In a commutative ring, any linear combination of nilpotent elements is nilpotent. Use the multinomial theorem and make n bigger than the sum of all the exponents that drive the individual nilpotents to 0.
If x is nilpotent, 1-x is a unit. This is because synthetic division terminates. That is, 1-xn is divisible by 1-x.
An element x is idempotent if x2 = x. If R is free of zero divisors, write x2-x = 0, whence x = 0 or 1.
Note that an idempotent x has an orthogonal counterpart 1-x. Each squared is itself, their sum is 1, and their product is 0. This works even in characteristic 2.
Conversely, let a finite set of orthogonal idempotents sum to 1, such that these idempotents commute with R. Let Ri be the principal ideal generated by ei. Show that each Ri is a subring, with ei acting as 1, and that R is isomorphic to the direct product of these subrings. The map is accomplished via x*1, where 1 is replaced with the sum of idempotents. Then, x*1 times y*1 expands into a large cross product, but all the mixed terms drop out, and we simply find e1*xy + e2*xy + … + en*xy, which is the projection of the product onto the component rings. All the algebra works; I'll leave it to you.

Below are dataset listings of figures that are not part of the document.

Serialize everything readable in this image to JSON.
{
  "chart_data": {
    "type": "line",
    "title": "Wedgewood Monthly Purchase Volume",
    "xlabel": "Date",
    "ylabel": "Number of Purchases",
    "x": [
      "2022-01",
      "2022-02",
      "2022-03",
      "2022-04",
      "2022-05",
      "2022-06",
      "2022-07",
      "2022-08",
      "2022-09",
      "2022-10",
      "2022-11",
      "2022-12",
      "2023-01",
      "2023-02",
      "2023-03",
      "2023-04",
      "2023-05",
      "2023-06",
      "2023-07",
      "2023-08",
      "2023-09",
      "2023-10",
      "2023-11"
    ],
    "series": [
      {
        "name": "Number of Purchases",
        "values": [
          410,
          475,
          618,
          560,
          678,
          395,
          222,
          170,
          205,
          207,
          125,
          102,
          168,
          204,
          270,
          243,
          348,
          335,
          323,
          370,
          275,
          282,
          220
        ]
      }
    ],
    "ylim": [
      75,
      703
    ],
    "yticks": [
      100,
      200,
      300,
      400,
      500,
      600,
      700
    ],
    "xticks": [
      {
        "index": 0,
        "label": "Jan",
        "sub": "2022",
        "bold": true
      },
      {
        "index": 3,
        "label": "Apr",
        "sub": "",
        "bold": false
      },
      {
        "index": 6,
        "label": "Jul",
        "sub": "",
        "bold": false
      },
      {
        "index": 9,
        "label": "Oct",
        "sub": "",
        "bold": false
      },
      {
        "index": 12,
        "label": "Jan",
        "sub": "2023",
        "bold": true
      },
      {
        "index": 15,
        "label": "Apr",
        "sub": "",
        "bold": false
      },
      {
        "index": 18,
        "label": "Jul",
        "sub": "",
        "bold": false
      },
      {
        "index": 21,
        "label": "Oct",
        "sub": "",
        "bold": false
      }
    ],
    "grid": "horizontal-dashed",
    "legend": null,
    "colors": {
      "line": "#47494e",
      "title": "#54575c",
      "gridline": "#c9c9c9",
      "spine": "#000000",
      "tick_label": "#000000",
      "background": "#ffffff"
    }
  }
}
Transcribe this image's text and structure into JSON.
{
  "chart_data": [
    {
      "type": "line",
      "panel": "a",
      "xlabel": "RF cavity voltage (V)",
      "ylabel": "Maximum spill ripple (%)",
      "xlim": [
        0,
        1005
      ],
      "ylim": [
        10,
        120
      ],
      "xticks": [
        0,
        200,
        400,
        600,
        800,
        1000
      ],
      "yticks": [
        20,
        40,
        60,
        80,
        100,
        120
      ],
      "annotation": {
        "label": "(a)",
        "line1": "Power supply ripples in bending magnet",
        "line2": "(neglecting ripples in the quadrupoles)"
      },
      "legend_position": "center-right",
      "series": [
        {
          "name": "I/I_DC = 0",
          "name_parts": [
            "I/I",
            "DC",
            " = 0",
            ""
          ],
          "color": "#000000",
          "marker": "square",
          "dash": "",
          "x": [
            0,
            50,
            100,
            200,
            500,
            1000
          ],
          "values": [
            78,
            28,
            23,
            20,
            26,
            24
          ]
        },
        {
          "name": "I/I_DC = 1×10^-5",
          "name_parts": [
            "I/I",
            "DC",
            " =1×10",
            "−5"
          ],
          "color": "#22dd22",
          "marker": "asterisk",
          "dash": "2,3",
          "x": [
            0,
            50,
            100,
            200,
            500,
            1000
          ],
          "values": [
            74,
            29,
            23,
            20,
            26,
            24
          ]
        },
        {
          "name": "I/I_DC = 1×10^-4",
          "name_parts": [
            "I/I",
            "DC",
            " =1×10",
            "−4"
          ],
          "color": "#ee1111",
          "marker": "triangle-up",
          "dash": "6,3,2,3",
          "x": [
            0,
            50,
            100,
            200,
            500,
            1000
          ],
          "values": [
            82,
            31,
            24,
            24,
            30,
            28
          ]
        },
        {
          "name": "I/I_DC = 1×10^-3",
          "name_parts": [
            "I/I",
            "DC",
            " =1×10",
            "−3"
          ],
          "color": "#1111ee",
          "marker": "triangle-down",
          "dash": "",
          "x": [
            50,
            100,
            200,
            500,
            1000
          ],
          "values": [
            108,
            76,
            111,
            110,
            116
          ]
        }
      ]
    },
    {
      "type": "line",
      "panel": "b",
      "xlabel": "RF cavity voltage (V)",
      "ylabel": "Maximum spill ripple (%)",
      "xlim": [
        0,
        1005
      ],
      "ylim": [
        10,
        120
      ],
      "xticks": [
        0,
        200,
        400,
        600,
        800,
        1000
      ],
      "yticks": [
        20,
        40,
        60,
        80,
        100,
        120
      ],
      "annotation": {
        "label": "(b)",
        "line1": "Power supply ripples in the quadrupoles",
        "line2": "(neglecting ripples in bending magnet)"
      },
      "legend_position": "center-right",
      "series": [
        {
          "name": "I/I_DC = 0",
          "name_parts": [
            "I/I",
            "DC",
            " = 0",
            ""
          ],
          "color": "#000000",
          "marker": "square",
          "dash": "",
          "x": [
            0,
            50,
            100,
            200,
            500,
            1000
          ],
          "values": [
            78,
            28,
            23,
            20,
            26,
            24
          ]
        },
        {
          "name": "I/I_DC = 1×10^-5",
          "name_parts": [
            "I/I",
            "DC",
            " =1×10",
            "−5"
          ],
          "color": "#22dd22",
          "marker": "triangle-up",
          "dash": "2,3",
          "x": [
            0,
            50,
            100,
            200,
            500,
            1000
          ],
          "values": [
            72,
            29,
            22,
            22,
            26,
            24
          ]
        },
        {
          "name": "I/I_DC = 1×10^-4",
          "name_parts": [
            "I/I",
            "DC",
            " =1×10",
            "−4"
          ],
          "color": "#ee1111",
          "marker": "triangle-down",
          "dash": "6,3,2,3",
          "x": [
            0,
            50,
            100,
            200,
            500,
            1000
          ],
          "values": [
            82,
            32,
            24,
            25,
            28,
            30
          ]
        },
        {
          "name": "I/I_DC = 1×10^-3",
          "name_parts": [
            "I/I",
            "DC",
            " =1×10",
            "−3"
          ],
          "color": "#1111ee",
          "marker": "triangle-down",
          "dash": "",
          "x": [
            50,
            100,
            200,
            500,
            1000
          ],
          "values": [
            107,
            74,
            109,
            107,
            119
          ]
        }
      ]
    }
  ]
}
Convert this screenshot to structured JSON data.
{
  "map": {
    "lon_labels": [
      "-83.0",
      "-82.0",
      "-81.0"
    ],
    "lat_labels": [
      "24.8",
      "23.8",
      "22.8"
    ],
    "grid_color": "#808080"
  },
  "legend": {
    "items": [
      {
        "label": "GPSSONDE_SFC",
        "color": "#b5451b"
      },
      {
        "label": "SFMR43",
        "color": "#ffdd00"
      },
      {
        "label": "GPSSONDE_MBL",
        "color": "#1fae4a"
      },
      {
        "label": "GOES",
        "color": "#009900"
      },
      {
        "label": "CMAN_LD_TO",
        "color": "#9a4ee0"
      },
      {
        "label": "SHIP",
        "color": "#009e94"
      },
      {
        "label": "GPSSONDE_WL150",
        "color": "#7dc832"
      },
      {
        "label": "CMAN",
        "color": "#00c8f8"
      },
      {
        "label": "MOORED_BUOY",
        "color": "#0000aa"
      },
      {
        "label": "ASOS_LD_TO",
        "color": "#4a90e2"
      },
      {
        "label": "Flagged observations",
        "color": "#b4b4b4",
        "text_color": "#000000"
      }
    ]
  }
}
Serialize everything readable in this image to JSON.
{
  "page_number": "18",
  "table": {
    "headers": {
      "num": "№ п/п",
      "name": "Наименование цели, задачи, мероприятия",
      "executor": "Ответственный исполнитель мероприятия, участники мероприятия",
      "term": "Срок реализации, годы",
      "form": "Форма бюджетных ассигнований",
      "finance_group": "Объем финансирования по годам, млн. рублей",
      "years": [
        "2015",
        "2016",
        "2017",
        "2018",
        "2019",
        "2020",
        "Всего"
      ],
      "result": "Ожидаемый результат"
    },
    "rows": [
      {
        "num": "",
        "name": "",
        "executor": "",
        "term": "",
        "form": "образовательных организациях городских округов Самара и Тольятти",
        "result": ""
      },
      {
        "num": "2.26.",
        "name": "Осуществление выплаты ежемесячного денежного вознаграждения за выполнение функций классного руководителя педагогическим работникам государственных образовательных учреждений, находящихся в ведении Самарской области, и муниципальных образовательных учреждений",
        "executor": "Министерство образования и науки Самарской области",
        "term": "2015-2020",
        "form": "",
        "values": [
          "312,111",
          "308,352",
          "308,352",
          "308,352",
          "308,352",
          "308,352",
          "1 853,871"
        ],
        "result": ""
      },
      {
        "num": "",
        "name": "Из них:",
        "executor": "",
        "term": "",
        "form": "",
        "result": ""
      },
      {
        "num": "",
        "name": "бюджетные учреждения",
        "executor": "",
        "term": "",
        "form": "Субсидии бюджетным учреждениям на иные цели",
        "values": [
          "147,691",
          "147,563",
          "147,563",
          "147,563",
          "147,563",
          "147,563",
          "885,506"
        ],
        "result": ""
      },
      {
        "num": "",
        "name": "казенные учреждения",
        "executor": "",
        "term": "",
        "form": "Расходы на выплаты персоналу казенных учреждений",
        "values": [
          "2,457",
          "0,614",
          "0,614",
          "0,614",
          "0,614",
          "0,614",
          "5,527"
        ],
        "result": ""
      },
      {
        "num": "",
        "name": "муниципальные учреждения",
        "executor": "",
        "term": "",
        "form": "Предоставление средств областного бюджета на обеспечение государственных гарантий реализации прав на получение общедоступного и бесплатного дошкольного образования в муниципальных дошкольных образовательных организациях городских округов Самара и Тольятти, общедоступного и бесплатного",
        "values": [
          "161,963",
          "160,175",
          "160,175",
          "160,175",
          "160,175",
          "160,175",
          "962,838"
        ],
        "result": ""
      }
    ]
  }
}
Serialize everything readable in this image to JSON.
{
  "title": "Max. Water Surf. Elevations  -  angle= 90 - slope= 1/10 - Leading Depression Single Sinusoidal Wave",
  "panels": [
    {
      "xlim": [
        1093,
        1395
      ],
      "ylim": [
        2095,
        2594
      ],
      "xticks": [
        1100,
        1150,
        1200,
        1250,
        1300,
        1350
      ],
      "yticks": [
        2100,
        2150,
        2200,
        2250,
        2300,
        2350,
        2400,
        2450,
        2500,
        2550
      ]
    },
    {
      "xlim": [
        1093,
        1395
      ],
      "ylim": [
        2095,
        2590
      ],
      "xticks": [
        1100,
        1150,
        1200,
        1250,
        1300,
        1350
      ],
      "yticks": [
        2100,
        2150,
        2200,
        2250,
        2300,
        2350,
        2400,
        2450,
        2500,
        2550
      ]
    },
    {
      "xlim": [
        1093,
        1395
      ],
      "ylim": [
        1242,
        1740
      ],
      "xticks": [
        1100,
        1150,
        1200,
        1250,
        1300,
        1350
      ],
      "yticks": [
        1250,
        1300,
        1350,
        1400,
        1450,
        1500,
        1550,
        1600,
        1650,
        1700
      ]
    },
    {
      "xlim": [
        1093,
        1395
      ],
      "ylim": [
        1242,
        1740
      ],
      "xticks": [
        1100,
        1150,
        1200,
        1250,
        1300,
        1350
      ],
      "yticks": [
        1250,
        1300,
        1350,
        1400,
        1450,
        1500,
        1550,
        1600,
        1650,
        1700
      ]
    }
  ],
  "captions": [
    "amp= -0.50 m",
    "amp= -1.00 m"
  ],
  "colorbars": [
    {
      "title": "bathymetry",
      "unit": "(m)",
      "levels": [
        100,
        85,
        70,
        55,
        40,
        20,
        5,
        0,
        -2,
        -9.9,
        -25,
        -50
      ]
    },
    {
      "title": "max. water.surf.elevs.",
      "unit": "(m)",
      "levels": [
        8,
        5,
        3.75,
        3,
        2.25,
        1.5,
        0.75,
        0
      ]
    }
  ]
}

The algebra doesn't work when the orthogonal idempotents don't commute with R. Let a and b be idempotents in a ring with characteristic 2. Include x and y, such that xa = x, yb = y, ay = y, bx = x, and the other nonidempotent products are all 0. Verify this is a ring, with a+b = 1, that does not split into a finite product of subrings. Again, I'll leave the algebra to you.